Thursday, January 21, 2010

To Help Haiti, End Foreign Aid

Source: The Wall Street Journal 
http://online.wsj.com/article/SB40001424052748704541004575010860014031260.html

 * OPINION: GLOBAL VIEW    * JANUARY 20, 2010

 
TO HELP HAITI, END FOREIGN AID

It's been a week since Port-au-Prince was destroyed by an earthquake. In the days ahead, Haitians will undergo another trauma as rescue efforts struggle, and often fail, to keep pace with unfolding emergencies. After that—and most disastrously of all—will be the arrival of the soldiers of do-goodness, each with his brilliant plan to save Haitians from themselves.

"Haiti needs a new version of the Marshall Plan—now," writes Andres Oppenheimer in the Miami Herald, by way of complaining that the hundreds of millions currently being pledged are miserly. Economist Jeffrey Sachs proposes to spend between $10 and $15 billion dollars on a five-year development program. "The obvious way for Washington to cover this new funding," he writes, "is by introducing special taxes on Wall Street bonuses." In a New York Times op-ed, former presidents Bill Clinton and George W. Bush profess to want to help Haiti "become its best." Some job they did of that when they were actually in office.

All this works to salve the consciences of people whose dimly benign intention is to "do something." It's a potential bonanza for the misery professionals of aid agencies and NGOs. And it allows the Jeff Sachses of the world to preen as latter-day saints.

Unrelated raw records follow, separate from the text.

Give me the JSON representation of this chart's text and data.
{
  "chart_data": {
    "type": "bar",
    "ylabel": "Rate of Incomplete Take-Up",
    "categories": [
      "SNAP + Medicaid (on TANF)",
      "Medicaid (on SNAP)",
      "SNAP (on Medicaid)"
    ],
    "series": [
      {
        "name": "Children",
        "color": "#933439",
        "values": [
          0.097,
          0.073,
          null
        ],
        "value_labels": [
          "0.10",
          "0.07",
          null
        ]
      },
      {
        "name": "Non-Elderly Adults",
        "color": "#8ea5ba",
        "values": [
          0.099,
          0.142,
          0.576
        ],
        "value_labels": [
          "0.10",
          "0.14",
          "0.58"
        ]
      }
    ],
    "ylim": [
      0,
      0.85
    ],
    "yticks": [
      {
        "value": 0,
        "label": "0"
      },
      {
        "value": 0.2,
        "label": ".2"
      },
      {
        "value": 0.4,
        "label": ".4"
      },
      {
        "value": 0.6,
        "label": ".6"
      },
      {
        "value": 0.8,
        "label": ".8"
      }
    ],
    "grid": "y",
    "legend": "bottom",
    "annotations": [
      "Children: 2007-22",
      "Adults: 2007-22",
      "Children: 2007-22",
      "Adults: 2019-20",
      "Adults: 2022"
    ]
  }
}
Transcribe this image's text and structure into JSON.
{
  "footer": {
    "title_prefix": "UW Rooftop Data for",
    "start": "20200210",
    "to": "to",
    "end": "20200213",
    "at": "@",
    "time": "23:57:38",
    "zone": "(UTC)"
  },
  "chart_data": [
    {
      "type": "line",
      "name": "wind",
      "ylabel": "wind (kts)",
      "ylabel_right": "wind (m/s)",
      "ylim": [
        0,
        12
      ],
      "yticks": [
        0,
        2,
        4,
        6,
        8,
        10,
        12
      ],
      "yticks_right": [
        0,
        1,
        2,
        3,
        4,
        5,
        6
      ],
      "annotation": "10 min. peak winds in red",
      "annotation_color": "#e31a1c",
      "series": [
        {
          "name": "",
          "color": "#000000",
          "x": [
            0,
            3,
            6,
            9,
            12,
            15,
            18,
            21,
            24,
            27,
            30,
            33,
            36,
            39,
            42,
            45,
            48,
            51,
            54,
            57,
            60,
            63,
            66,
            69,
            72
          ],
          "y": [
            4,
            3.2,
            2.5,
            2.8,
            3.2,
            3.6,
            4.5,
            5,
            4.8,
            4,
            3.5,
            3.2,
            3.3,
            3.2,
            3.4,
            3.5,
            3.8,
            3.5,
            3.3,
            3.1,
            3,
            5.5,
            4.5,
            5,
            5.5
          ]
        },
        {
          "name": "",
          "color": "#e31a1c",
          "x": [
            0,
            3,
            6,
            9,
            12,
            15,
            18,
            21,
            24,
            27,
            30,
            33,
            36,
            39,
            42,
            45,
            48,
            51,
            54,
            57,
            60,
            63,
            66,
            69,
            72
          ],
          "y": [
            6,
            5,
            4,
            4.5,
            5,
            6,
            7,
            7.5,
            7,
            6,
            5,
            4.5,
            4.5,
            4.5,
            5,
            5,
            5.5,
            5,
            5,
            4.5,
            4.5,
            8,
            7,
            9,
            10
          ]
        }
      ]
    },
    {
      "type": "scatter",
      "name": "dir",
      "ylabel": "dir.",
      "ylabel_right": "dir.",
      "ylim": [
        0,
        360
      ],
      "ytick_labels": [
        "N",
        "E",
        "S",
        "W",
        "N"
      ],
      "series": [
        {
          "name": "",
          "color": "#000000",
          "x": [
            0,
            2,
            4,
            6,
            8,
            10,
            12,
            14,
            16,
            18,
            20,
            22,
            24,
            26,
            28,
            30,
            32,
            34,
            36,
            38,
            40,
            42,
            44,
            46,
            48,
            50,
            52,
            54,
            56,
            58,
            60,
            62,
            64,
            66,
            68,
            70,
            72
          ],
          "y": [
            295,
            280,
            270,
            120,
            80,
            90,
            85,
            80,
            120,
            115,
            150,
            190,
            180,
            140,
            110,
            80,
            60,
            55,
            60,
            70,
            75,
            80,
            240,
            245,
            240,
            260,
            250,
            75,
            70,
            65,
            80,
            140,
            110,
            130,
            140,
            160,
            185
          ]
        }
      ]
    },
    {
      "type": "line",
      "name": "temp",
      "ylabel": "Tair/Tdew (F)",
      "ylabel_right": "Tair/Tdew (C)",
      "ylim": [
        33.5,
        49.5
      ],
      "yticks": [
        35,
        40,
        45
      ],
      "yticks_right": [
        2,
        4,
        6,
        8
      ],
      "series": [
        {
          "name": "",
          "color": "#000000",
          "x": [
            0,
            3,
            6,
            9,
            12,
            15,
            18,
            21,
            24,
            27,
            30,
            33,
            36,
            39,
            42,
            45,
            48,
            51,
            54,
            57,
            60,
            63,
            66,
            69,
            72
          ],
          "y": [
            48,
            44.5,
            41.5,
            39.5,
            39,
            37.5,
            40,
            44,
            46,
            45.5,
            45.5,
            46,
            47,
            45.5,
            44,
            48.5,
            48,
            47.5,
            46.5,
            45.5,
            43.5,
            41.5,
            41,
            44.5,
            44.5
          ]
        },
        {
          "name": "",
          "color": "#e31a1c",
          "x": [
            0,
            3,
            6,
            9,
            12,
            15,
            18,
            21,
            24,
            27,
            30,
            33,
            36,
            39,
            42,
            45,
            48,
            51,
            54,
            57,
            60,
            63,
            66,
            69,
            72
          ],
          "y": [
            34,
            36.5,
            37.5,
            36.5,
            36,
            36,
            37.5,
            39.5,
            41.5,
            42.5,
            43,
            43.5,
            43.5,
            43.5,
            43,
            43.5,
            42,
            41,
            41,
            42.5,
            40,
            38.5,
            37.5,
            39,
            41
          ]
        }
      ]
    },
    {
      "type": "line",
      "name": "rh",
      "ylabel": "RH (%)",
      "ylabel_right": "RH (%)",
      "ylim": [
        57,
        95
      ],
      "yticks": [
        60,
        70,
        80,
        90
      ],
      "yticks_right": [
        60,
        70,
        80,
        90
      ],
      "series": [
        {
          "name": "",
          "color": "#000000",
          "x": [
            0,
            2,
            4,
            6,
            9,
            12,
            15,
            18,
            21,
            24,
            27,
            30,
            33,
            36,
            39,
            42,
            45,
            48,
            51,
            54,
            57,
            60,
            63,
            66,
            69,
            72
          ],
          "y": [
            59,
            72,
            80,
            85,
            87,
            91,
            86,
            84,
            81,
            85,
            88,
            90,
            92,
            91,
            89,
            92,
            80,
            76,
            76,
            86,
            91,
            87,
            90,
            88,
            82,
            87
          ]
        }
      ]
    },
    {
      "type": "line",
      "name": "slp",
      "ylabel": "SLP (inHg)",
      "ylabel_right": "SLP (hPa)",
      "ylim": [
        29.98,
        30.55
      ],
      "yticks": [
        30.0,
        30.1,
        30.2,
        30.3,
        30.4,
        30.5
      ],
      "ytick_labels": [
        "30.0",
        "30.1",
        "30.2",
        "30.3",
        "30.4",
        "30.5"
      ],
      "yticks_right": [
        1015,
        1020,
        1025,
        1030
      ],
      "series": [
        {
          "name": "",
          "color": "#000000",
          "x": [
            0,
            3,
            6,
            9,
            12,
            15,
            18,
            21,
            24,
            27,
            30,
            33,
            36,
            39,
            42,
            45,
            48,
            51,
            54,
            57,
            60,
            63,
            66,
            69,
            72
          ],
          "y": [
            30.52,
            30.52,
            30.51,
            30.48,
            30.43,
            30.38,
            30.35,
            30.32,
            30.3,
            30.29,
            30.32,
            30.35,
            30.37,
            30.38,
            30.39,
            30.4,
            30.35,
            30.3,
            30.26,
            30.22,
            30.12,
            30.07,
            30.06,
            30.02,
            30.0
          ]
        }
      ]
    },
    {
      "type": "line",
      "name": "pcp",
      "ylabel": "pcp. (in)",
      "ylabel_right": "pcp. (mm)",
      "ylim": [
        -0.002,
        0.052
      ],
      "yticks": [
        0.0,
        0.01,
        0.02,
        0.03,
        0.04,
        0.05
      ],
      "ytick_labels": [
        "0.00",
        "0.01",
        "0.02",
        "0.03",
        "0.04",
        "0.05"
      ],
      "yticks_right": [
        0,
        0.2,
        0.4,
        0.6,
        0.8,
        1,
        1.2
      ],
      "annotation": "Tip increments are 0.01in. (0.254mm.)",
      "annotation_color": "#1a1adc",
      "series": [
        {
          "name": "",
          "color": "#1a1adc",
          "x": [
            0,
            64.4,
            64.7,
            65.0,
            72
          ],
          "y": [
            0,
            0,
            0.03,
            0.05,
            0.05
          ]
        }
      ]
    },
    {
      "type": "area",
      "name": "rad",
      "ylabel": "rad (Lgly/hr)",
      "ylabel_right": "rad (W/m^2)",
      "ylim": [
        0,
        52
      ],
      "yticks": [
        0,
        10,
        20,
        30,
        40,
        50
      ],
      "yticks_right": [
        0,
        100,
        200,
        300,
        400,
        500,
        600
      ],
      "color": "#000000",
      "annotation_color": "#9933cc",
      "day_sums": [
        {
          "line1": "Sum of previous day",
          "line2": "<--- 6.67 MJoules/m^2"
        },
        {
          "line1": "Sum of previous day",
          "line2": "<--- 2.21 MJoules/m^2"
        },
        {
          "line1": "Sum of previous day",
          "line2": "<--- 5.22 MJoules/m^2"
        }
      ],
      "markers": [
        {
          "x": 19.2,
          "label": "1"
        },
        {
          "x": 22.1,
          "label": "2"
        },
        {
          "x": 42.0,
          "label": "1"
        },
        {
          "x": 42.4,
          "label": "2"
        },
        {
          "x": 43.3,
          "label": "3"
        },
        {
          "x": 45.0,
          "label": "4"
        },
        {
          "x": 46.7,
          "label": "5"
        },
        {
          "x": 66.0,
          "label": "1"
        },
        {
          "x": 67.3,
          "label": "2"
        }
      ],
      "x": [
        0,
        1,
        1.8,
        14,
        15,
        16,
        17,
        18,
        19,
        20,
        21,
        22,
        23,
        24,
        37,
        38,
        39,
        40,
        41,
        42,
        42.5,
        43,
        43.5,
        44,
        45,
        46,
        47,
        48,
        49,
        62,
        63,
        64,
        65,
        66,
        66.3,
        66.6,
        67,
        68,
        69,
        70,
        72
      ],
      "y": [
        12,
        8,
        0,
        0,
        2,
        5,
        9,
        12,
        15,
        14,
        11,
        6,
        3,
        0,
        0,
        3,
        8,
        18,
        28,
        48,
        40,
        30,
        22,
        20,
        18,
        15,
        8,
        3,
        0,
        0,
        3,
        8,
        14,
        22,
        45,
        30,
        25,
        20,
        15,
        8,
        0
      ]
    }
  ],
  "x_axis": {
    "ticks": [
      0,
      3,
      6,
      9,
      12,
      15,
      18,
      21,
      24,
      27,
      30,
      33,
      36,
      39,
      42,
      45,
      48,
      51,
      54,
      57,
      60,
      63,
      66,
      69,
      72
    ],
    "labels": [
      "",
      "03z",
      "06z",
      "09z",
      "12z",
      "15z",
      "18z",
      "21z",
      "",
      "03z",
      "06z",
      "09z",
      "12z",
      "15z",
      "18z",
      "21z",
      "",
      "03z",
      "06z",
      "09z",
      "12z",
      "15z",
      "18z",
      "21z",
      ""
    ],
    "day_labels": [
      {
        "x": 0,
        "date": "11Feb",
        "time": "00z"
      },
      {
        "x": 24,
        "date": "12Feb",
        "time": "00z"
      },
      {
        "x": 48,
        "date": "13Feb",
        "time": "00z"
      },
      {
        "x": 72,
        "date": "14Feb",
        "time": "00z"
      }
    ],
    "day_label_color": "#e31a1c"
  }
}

For actual Haitians, however, just about every conceivable aid scheme beyond immediate humanitarian relief will lead to more poverty, more corruption and less institutional capacity. It will benefit the well-connected at the expense of the truly needy, divert resources from where they are needed most, and crowd out local enterprise. And it will foster the very culture of dependence the country so desperately needs to break.

How do I know this? It helps to read a 2006 report from the National Academy of Public Administration, usefully titled "Why Foreign Aid to Haiti Failed." The report summarizes a mass of documents from various aid agencies describing their lengthy records of non-accomplishment in the country.

Here, for example, is the World Bank—now about to throw another $100 million at Haiti—on what it achieved in the country between 1986 and 2002: "The outcome of World Bank assistance programs is rated unsatisfactory (if not highly so), the institutional development impact, negligible, and the sustainability of the few benefits that have accrued, unlikely."

Why was that? The Bank noted that "Haiti has dysfunctional budgetary, financial or procurement systems, making financial and aid management impossible." It observed that "the government did not exhibit ownership by taking the initiative for formulating and implementing [its] assistance program." Tellingly, it also acknowledged the "total mismatch between levels of foreign aid and government capacity to absorb it," another way of saying that the more foreign donors spent on Haiti, the more the funds went astray.

But this still fails to get at the real problem of aid to Haiti, which has less to do with Haiti than it does with the effects of aid itself. "The countries that have collected the most development aid are also the ones that are in the worst shape," James Shikwati, a Kenyan economist, told Der Spiegel in 2005. "For God's sake, please just stop."

Take something as seemingly straightforward as food aid. "At some point," Mr. Shikwati explains, "this corn ends up in the harbor of Mombasa. A portion of the corn often goes directly into the hands of unscrupulous politicians who then pass it on to their own tribe to boost their next election campaign. Another portion of the shipment ends up on the black market where the corn is dumped at extremely low prices. Local farmers may as well put down their hoes right away; no one can compete with the U.N.'s World Food Program."

Mr. Sachs has blasted these arguments as "shockingly misguided." Then again, Mr. Shikwati and others like Kenya's John Githongo and Zambia's Dambisa Moyo have had the benefit of seeing first hand how the aid industry wrecked their countries. That the industry typically does so in connivance with the same local governments that have led their people to ruin only serves to help keep those elites in power.

A better approach recognizes the real humanity of Haitians by treating them—once the immediate tasks of rescue are over—as people capable of making responsible choices. Haiti has some of the weakest property protections in the world, and some of the most burdensome business regulations. In 2007, it received 10 times as much in aid ($701 million) as it did in foreign investment.

Reversing those figures is a task for Haitians alone, which the world can help by desisting from trying to kill them with kindness. Anything short of that and the hell that has now been visited on this sad country will come to seem like merely its first circle.